これはもの凄い大発見だと私は大騒ぎしましたが、発見した当の川嶋先生は、平然としていました。
なにしろ、中国武術の発勁の構造を初めて科学的に解明したのですから、私としては大感激です。私は嘗て八極拳の本で、順式呼吸の発勁動作について発表しました。下腹部に息を吸い、蓄勢。発勁は、胸を張り、下腹が減っ込みます。逆式の発勁は、胸に息を吸い、下腹に落とします。前者が、フン(実際の発音にはコツがあります)後者が、ハの呼吸と呼ばれ、フンは主に横へ、ハは主に前に勁を発します。あ、今書いてることも本来は秘伝ですけどね。それを理解してないと川嶋理論の凄さがわかりませんから。

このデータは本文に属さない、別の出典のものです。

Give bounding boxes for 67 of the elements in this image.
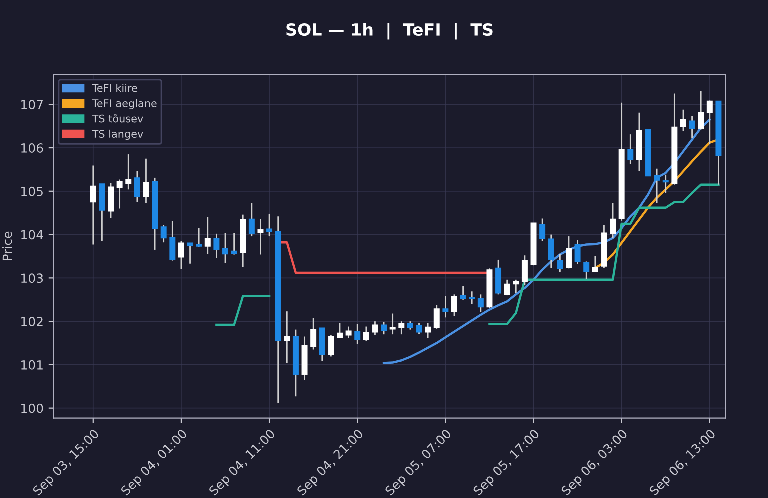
candlestick <box>346 326 352 339</box>
candlestick <box>258 218 264 256</box>
y-tick-label: 100 <box>22 404 44 414</box>
candlestick <box>187 242 194 265</box>
candlestick <box>628 134 634 166</box>
y-tick-label: 106 <box>22 143 44 153</box>
candlestick <box>478 294 484 313</box>
candlestick <box>610 202 616 239</box>
chart-title: SOL — 1h | TeFI | TS <box>286 23 493 40</box>
candlestick <box>584 261 590 280</box>
legend-label: TS langev <box>92 130 144 140</box>
candlestick <box>434 304 440 330</box>
candlestick <box>381 322 388 336</box>
candlestick <box>143 158 150 204</box>
candlestick <box>231 232 238 256</box>
candlestick <box>328 334 334 358</box>
candlestick <box>266 213 273 238</box>
y-tick-label: 104 <box>22 230 44 240</box>
candlestick <box>310 317 317 350</box>
y-tick-label: 103 <box>22 274 44 284</box>
legend-label: TeFI kiire <box>92 84 138 92</box>
candlestick <box>706 100 713 146</box>
candlestick <box>654 168 660 204</box>
candlestick <box>222 232 228 264</box>
candlestick <box>592 256 598 273</box>
y-tick-label: 102 <box>22 317 43 326</box>
candlestick <box>116 179 123 210</box>
y-tick-label: 101 <box>22 360 43 370</box>
candlestick <box>698 90 704 130</box>
legend-label: TeFI aeglane <box>92 99 157 110</box>
candlestick <box>689 116 696 139</box>
candlestick <box>214 233 220 259</box>
candlestick <box>557 254 564 273</box>
candlestick <box>398 320 405 336</box>
candlestick <box>504 279 510 296</box>
candlestick <box>363 326 370 342</box>
candlestick <box>196 228 202 248</box>
y-tick-label: 107 <box>22 100 43 110</box>
candlestick <box>372 320 378 336</box>
candlestick <box>248 202 255 238</box>
candlestick <box>178 240 184 270</box>
candlestick <box>284 310 290 364</box>
y-tick-label: 105 <box>22 186 43 196</box>
candlestick <box>662 174 669 194</box>
candlestick <box>416 322 422 335</box>
candlestick <box>522 254 528 286</box>
candlestick <box>90 165 96 246</box>
candlestick <box>425 322 432 339</box>
candlestick <box>513 279 520 294</box>
candlestick <box>680 109 686 132</box>
candlestick <box>354 323 361 345</box>
candlestick <box>337 322 343 339</box>
candlestick <box>469 290 476 305</box>
candlestick <box>452 294 458 318</box>
y-axis-title: Price <box>2 232 12 261</box>
candlestick <box>540 218 546 242</box>
candlestick <box>566 236 572 270</box>
candlestick <box>574 240 581 265</box>
candlestick <box>548 234 554 269</box>
candlestick <box>160 224 167 244</box>
candlestick <box>460 286 466 301</box>
candlestick <box>204 216 211 256</box>
candlestick <box>126 154 132 190</box>
legend-label: TS tõusev <box>92 114 144 123</box>
candlestick <box>134 170 140 203</box>
candlestick <box>170 220 176 262</box>
candlestick <box>442 296 449 318</box>
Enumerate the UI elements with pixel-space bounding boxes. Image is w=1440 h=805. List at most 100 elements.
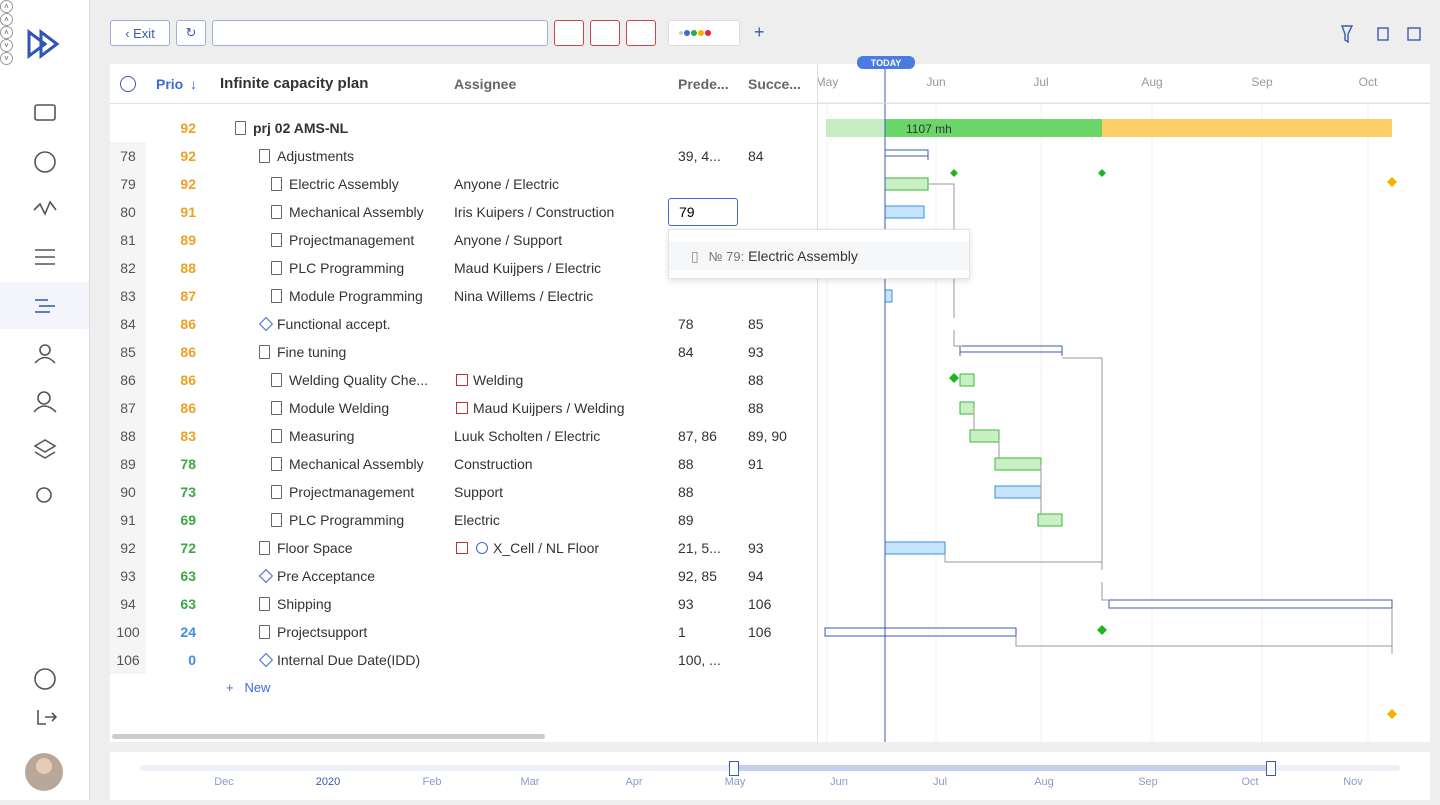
successors: 89, 90 <box>748 428 787 444</box>
task-icon <box>235 121 246 135</box>
exit-button[interactable]: ‹ Exit <box>110 20 170 46</box>
task-bar <box>969 429 1000 443</box>
clock-icon <box>476 542 488 554</box>
timeline-label: Mar <box>520 776 540 788</box>
successors: 88 <box>748 372 764 388</box>
row-id: 90 <box>120 484 136 500</box>
column-header[interactable]: Infinite capacity plan <box>220 75 369 92</box>
predecessors: 21, 5... <box>678 540 721 556</box>
sidebar-icons <box>0 29 89 791</box>
successors: 106 <box>748 624 772 640</box>
successors: 84 <box>748 148 764 164</box>
assignee: Anyone / Electric <box>454 176 560 192</box>
nav-icon[interactable] <box>39 344 51 356</box>
filter-icon[interactable] <box>1340 25 1354 44</box>
row-prio: 92 <box>180 148 196 164</box>
column-header[interactable]: Succe... <box>748 76 801 92</box>
timeline-range[interactable] <box>734 765 1271 771</box>
nav-icon[interactable] <box>34 151 56 173</box>
row-prio: 89 <box>180 232 196 248</box>
timeline-label: May <box>724 776 746 788</box>
toggle-button[interactable] <box>554 20 584 46</box>
new-row[interactable]: + New <box>226 680 271 695</box>
pred-input[interactable]: 79 <box>668 198 738 226</box>
assignee: Nina Willems / Electric <box>454 288 594 304</box>
task-name: PLC Programming <box>289 260 405 276</box>
row-id: 91 <box>120 512 136 528</box>
row-prio: 86 <box>180 372 196 388</box>
row-id: 106 <box>116 652 140 668</box>
successors: 106 <box>748 596 772 612</box>
row-prio: 92 <box>180 176 196 192</box>
milestone <box>949 373 959 383</box>
predecessors: 78 <box>678 316 694 332</box>
nav-icon[interactable] <box>33 439 57 459</box>
dropdown-number: № 79: <box>708 249 745 264</box>
timeline-label: Feb <box>422 776 442 788</box>
nav-icon[interactable] <box>36 487 52 503</box>
color-picker[interactable] <box>668 20 740 46</box>
expand-toggle: ˅ <box>0 39 13 52</box>
row-prio: 86 <box>180 400 196 416</box>
row-id: 79 <box>120 176 136 192</box>
dropdown-item[interactable]: ▯ № 79: Electric Assembly <box>669 242 969 270</box>
nav-icon[interactable] <box>33 405 57 413</box>
task-bar <box>994 485 1042 499</box>
project-bar-rest <box>1102 119 1392 137</box>
nav-icon[interactable] <box>35 299 55 313</box>
sort-arrow: ↓ <box>190 76 197 92</box>
assignee: Construction <box>454 456 533 472</box>
dropdown-name: Electric Assembly <box>748 248 858 264</box>
task-icon <box>259 149 270 163</box>
refresh-button[interactable]: ↻ <box>176 20 206 46</box>
help-icon[interactable] <box>34 668 56 690</box>
task-bar <box>959 373 975 387</box>
add-button[interactable]: + <box>754 22 765 42</box>
month-label: Sep <box>1251 75 1273 89</box>
row-prio: 86 <box>180 316 196 332</box>
project-bar-label: 1107 mh <box>906 122 952 136</box>
nav-icon[interactable] <box>34 356 56 364</box>
nav-icon[interactable] <box>34 104 56 121</box>
avatar-face <box>36 758 52 774</box>
row-prio: 92 <box>180 120 196 136</box>
task-icon <box>271 429 282 443</box>
nav-icon[interactable] <box>37 391 51 405</box>
toggle-button[interactable] <box>590 20 620 46</box>
column-header[interactable]: Assignee <box>454 76 517 92</box>
timeline-label: Oct <box>1241 776 1259 788</box>
row-prio: 86 <box>180 344 196 360</box>
timeline-label: Aug <box>1034 776 1054 788</box>
row-prio: 88 <box>180 260 196 276</box>
assignee: Iris Kuipers / Construction <box>454 204 615 220</box>
group-bar <box>1108 599 1393 609</box>
columns-icon[interactable] <box>1377 27 1389 41</box>
edit-toolbar[interactable] <box>212 20 548 46</box>
split <box>817 64 818 742</box>
column-header[interactable]: Prede... <box>678 76 729 92</box>
range-handle[interactable] <box>1266 761 1276 776</box>
task-name: Welding Quality Che... <box>289 372 429 388</box>
scrollbar[interactable] <box>112 734 545 739</box>
row-id: 87 <box>120 400 136 416</box>
nav-icon[interactable] <box>35 249 55 265</box>
timeline-label: Dec <box>214 776 234 788</box>
task-icon <box>271 457 282 471</box>
logout-icon[interactable] <box>37 710 58 725</box>
export-icon[interactable] <box>1407 27 1421 41</box>
predecessors: 88 <box>678 456 694 472</box>
resource-icon <box>456 374 468 386</box>
column-header[interactable]: Prio <box>156 76 184 92</box>
range-handle[interactable] <box>729 761 739 776</box>
toggle-button[interactable] <box>626 20 656 46</box>
timeline-label: 2020 <box>315 776 341 788</box>
successors: 91 <box>748 456 764 472</box>
task-bar <box>884 289 893 303</box>
assignee: X_Cell / NL Floor <box>493 540 600 556</box>
row-id: 78 <box>120 148 136 164</box>
logo <box>27 29 60 59</box>
new-row-label: New <box>244 680 271 695</box>
nav-icon[interactable] <box>33 200 57 216</box>
settings-icon[interactable] <box>120 76 136 92</box>
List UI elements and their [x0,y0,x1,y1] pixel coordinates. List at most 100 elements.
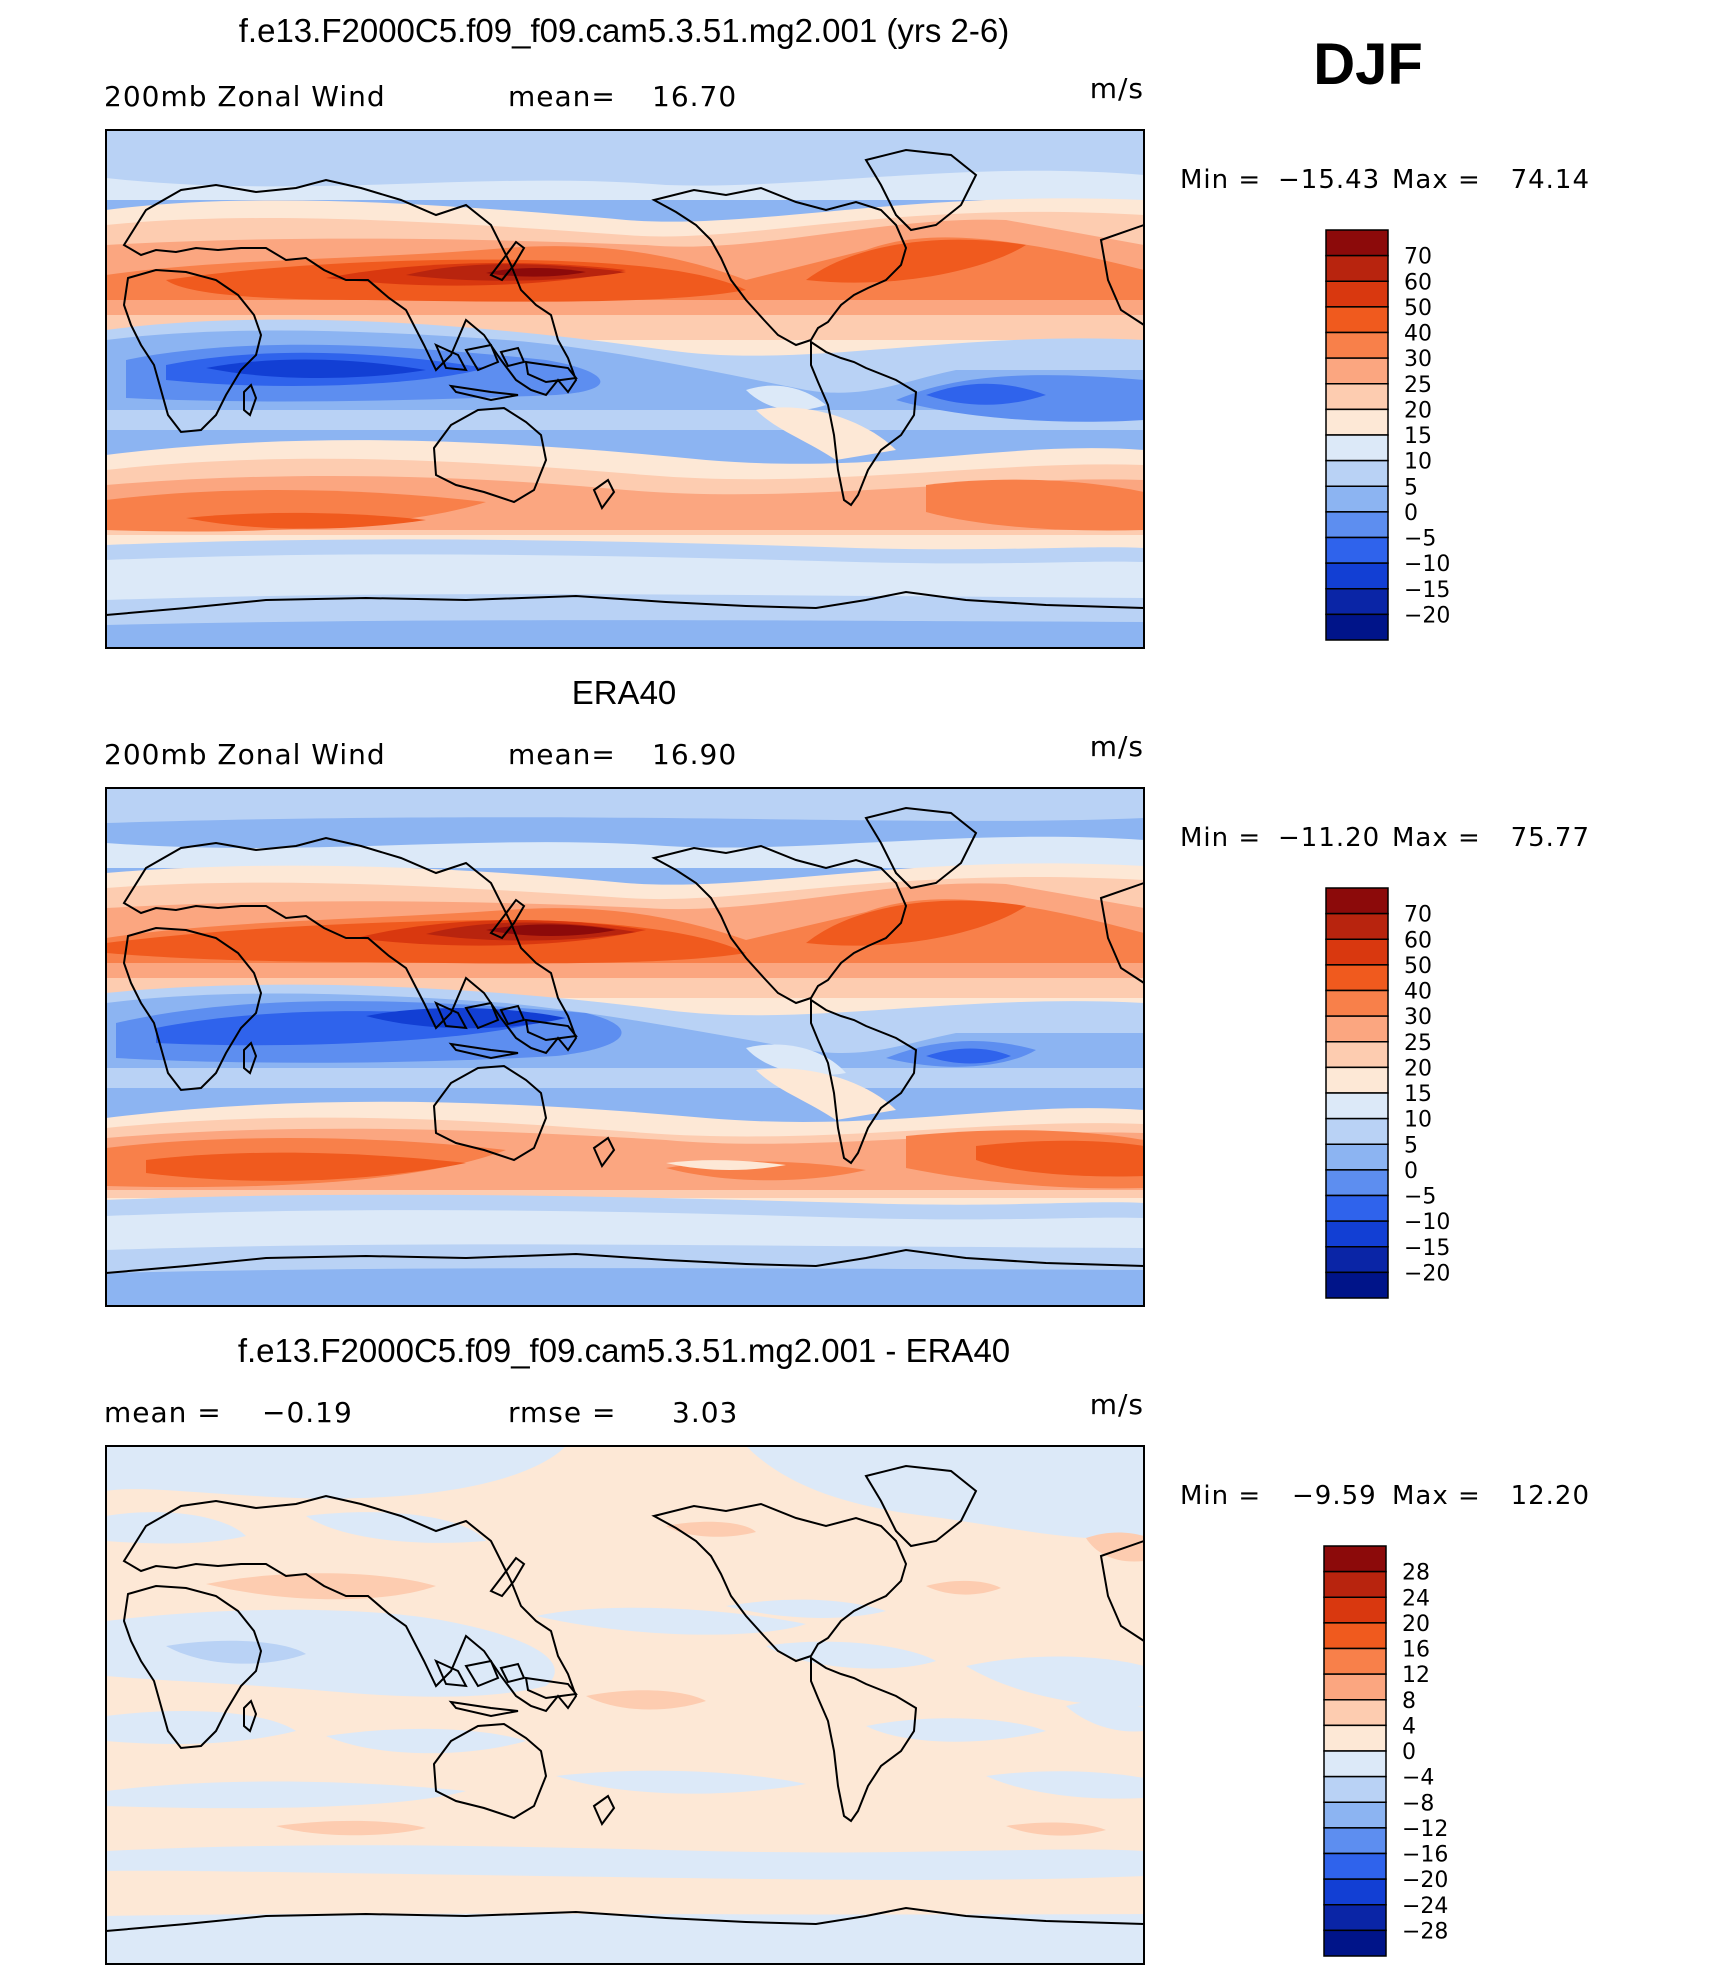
colorbar-tick-label: 8 [1402,1689,1416,1714]
units-label: m/s [1090,730,1144,763]
colorbar-tick-label: −15 [1404,578,1450,603]
colorbar-tick-label: 10 [1404,1108,1432,1133]
colorbar-swatch [1325,1015,1389,1043]
colorbar-tick-label: 60 [1404,270,1432,295]
season-label: DJF [1313,32,1423,97]
colorbar-tick-label: 16 [1402,1638,1430,1663]
map-model [105,129,1145,649]
colorbar-swatch [1323,1801,1387,1829]
colorbar-swatch [1325,938,1389,966]
colorbar-tick-label: −10 [1404,552,1450,577]
colorbar-tick-label: −28 [1402,1919,1448,1944]
mean-label: mean= [508,80,616,113]
colorbar-swatch [1323,1545,1387,1573]
min-value: −9.59 [1292,1481,1377,1511]
max-value: 74.14 [1511,165,1590,195]
mean-label: mean= [508,738,616,771]
colorbar-tick-label: −10 [1404,1210,1450,1235]
rmse-label: rmse = [508,1396,616,1429]
colorbar-tick-label: −8 [1402,1791,1434,1816]
colorbar-swatch [1323,1724,1387,1752]
colorbar-swatch [1325,331,1389,359]
colorbar-swatch [1325,459,1389,487]
colorbar-swatch [1323,1622,1387,1650]
colorbar-tick-label: 15 [1404,424,1432,449]
colorbar-swatch [1325,912,1389,940]
min-label: Min = [1180,823,1261,853]
colorbar-swatch [1323,1904,1387,1932]
colorbar-swatch [1323,1827,1387,1855]
colorbar-tick-label: 50 [1404,954,1432,979]
colorbar-swatch [1325,588,1389,616]
min-value: −15.43 [1278,165,1380,195]
colorbar-swatch [1323,1929,1387,1957]
colorbar-tick-label: 40 [1404,322,1432,347]
max-value: 75.77 [1511,823,1590,853]
colorbar-swatch [1325,1220,1389,1248]
panel-title: ERA40 [572,674,677,711]
colorbar-tick-label: 20 [1404,398,1432,423]
colorbar-swatch [1325,1271,1389,1299]
min-label: Min = [1180,165,1261,195]
max-label: Max = [1392,1481,1481,1511]
min-value: −11.20 [1278,823,1380,853]
colorbar-tick-label: 10 [1404,450,1432,475]
colorbar-swatch [1323,1570,1387,1598]
colorbar-swatch [1325,562,1389,590]
colorbar-tick-label: 70 [1404,903,1432,928]
colorbar-swatch [1323,1673,1387,1701]
mean-label: mean = [104,1396,222,1429]
colorbar-tick-label: 20 [1402,1612,1430,1637]
colorbar-tick-label: 60 [1404,928,1432,953]
colorbar-tick-label: −20 [1402,1868,1448,1893]
colorbar-swatch [1325,229,1389,257]
colorbar-tick-label: 40 [1404,980,1432,1005]
max-label: Max = [1392,165,1481,195]
colorbar-tick-label: 5 [1404,1133,1418,1158]
colorbar-tick-label: −16 [1402,1843,1448,1868]
max-value: 12.20 [1511,1481,1590,1511]
colorbar-tick-label: −12 [1402,1817,1448,1842]
colorbar-tick-label: 20 [1404,1056,1432,1081]
colorbar-swatch [1325,1041,1389,1069]
colorbar-swatch [1325,1143,1389,1171]
colorbar-tick-label: −24 [1402,1894,1448,1919]
colorbar-swatch [1323,1596,1387,1624]
colorbar-swatch [1325,511,1389,539]
colorbar-swatch [1325,485,1389,513]
colorbar-tick-label: −5 [1404,527,1436,552]
colorbar-tick-label: 50 [1404,296,1432,321]
colorbar-swatch [1325,408,1389,436]
colorbar-swatch [1323,1878,1387,1906]
colorbar-swatch [1325,306,1389,334]
units-label: m/s [1090,1388,1144,1421]
colorbar-swatch [1325,536,1389,564]
colorbar-tick-label: 70 [1404,245,1432,270]
units-label: m/s [1090,72,1144,105]
colorbar-swatch [1323,1699,1387,1727]
colorbar-tick-label: 0 [1404,501,1418,526]
panel-obs: ERA40 200mb Zonal Wind mean= 16.90 m/s [104,674,1590,1307]
colorbar-tick-label: 0 [1402,1740,1416,1765]
colorbar-swatch [1325,613,1389,641]
colorbar-swatch [1323,1852,1387,1880]
colorbar-tick-label: 5 [1404,475,1418,500]
colorbar-tick-label: 30 [1404,1005,1432,1030]
colorbar-swatch [1323,1750,1387,1778]
mean-value: 16.70 [652,80,737,113]
colorbar-tick-label: −15 [1404,1236,1450,1261]
colorbar-tick-label: 30 [1404,347,1432,372]
colorbar-tick-label: 25 [1404,373,1432,398]
colorbar-swatch [1323,1775,1387,1803]
colorbar-swatch [1325,357,1389,385]
colorbar-swatch [1323,1647,1387,1675]
mean-value: −0.19 [262,1396,353,1429]
colorbar-swatch [1325,1169,1389,1197]
colorbar-tick-label: −20 [1404,1261,1450,1286]
colorbar-swatch [1325,434,1389,462]
colorbar-tick-label: 28 [1402,1561,1430,1586]
panel-model: f.e13.F2000C5.f09_f09.cam5.3.51.mg2.001 … [104,12,1590,649]
min-label: Min = [1180,1481,1261,1511]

川嶋先生が壁に背をつけ、腹筋で膝を上げようとしますが表面の四頭筋が働き、力が弱い。誰かに膝を抑えられると足が持ち上がらない。しかし、胸を張り、腹をへっこまして、膝を上げようとする。なんと上がるのです。私も実験してみました。普通、腹筋を使った方が良いと誰でも思いますよね。問題はなぜそういう結果になるのか?川嶋先生は、表面の筋肉を使わない為、インナーマッスルが働くからだと分析しました。具体的には腸腰筋です。この筋肉が太く、背骨と足を結びつけているのですが、インナーマッスルは自分の意思で動かしにくい。それで自分の意思でコントロールできる呼吸を通し、強い腸腰筋に働きかける。八極拳の各動作だけでなく、太極拳の分脚やムエタイのミドルも中丹田をフルに使うのは、腸腰筋への働きかけがポイントだったんですね。武術がいかに科学的に合理的な動きをしていたのか、また明らかになってきました。まもなく、これらの研究成果を一冊にまとめてもらいますから、楽しみにしていて下さい。
腹筋で膝をあげても抑えられると上がらない。
中丹田を張り、下腹をへっこます。我我の順式の発勁動作と同じ。不思議にも、腸腰筋が作用し、抑えられても上がります。